Aus dem Dorf Dromineer in Irland haben die beiden Brüder es in den Fintech-Olymp des Silicon Valley geschafft. Ihr Payment-Startup Stripe ist in 46 Ländern aktiv, macht geschätzte 14 Milliarden Euro Umsatz und war zu Spitzenzeiten sogar 95 Milliarden US-Dollar wert. Im März dieses Jahres ist der Wert des Unternehmens dann auf noch 50 Milliarden zurückgefallen – eine der vielen Wertkorrekturen nach den Rekord-Finanzierungsrunden der vergangenen Jahre. „Es gab Zeiten in 2021, die etwas verrückt waren“, sagt John Collison dazu im OMR Podcast: „Es ist gut, dass wieder ein Maß an Vernunft zurückgekehrt ist.§
Die unternehmerische Reise der Collison-Brüder begann bereits 2007. „Es war damals eine extrem interessante Zeit, im Technologie-Bereich zu arbeiten“, sagt Collison heute. Damals kam gerade das iPhone auf den Markt und leitete die Smartphone-Revolution ein. Der Sprung der globalen Wirtschaft ins Internet war noch in vollem Gange und alle Zeichen standen auf Wachstum. „Wir haben damals eine Software-as-a-Service-Firma gegründet und wollten ein globales Internet-Geschäft aufbauen“, erzählt er. „Es gab allerdings ein Problem: Kundengelder anzunehmen beziehungsweise den globalen Umsatz einzukassieren war extrem schwierig.“ Traditionelle Banken waren mit dem schnellen Wachstum des Internets noch nicht mitgezogen – und hatten keine entsprechende Infrastruktur, um globale Zahlungsströme online abzubilden. Also gründeten die beiden Brüder Stripe.

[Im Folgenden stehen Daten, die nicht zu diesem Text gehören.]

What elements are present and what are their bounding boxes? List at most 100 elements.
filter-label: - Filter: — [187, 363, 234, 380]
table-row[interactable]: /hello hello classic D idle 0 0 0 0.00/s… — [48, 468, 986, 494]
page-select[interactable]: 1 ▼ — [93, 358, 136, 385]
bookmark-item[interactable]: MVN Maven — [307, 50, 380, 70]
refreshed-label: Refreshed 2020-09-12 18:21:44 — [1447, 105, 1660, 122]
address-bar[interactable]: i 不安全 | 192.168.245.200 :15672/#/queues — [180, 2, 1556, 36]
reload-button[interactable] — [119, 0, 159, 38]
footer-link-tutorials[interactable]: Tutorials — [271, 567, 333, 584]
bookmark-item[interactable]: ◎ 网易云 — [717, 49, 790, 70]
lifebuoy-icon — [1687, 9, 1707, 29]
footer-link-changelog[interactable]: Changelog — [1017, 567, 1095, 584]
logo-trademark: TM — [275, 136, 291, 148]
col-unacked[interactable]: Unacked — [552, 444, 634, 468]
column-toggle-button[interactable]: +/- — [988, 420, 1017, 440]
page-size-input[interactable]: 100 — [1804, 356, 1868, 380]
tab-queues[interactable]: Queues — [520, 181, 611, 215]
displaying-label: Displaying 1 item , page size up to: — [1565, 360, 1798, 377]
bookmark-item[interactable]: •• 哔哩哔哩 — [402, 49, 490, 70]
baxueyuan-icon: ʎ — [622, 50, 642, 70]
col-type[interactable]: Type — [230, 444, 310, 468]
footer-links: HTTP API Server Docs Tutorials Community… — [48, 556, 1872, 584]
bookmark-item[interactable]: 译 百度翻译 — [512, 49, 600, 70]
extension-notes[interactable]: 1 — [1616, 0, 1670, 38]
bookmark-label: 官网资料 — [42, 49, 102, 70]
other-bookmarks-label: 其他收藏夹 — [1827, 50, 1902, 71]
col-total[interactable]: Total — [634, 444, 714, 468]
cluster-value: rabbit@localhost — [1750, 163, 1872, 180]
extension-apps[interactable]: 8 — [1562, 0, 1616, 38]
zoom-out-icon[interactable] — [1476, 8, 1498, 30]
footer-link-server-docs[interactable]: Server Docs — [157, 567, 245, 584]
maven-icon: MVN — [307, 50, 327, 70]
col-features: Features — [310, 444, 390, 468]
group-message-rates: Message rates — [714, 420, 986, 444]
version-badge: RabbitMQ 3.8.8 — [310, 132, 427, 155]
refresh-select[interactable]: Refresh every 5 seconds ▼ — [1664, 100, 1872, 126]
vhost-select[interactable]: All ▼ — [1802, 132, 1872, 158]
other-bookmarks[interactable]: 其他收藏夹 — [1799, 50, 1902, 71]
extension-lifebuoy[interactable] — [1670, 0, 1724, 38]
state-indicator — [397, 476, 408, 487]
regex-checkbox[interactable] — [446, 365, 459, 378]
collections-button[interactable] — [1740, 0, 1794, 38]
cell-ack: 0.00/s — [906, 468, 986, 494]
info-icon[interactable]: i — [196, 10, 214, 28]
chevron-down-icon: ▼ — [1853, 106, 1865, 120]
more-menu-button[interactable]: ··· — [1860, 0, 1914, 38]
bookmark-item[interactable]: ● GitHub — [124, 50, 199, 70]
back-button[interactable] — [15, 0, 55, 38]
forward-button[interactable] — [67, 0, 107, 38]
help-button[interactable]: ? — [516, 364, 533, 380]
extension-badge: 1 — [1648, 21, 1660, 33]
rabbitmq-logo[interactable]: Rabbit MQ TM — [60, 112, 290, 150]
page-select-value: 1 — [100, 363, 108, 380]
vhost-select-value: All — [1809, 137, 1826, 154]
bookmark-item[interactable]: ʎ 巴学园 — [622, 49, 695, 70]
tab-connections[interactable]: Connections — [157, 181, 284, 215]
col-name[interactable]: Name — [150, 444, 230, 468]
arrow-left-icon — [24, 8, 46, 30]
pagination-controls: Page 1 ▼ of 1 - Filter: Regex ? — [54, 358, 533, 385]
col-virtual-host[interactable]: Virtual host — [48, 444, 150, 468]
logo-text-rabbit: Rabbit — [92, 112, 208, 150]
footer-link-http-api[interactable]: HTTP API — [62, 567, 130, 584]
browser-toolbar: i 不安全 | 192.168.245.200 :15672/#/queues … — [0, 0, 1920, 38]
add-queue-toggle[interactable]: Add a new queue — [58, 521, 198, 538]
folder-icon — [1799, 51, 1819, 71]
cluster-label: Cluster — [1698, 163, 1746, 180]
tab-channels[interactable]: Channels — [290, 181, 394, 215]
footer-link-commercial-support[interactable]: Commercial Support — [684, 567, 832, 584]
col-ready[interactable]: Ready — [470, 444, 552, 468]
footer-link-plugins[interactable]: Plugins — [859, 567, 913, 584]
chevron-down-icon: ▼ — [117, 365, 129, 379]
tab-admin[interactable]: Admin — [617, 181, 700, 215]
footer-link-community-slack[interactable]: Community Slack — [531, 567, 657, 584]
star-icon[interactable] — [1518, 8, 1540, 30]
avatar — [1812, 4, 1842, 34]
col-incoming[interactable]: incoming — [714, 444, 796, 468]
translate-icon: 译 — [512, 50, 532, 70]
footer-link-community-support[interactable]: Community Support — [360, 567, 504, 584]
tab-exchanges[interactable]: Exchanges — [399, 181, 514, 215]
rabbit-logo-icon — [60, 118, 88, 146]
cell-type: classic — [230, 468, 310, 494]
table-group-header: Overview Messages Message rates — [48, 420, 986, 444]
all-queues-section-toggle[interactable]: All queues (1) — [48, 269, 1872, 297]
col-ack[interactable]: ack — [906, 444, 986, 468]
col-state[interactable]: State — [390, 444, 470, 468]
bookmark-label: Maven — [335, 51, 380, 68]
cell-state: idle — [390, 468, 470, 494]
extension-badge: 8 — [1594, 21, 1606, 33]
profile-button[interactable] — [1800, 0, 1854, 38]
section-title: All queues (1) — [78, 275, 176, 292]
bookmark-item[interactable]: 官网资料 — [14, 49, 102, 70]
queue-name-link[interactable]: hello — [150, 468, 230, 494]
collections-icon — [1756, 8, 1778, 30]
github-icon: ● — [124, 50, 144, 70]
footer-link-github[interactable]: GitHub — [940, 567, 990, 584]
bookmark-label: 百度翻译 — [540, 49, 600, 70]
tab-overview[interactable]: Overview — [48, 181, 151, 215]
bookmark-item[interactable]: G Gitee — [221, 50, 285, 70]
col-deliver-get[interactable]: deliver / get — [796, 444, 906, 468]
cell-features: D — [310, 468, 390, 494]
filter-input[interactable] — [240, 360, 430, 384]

„Man muss wirklich viel investieren, wenn man in diesem Bereich gewinnen will“
Das Kernmodell des Fintechs ist simpel: Es bietet eine Zahlungsinfrastruktur an, auf Basis derer Online-Händler die gängigen Zahlungsmittel wie Kreditkarten, Sofortüberweisung, Rechnungszahlung oder Paypal anbieten können. Landesgrenzen spielen keine Rolle mehr. An den durchgeführten Transaktionen verdient Stripe eine Kommission – im Schnitt sind das laut Collison zwischen 1,5 bis drei Prozent. Mehr als 800 Milliarden US-Dolllar an Transaktionsvolumen managt das Fintech jährlich – in 2023 will es sogar die Eine-Billionen-Marke knacken.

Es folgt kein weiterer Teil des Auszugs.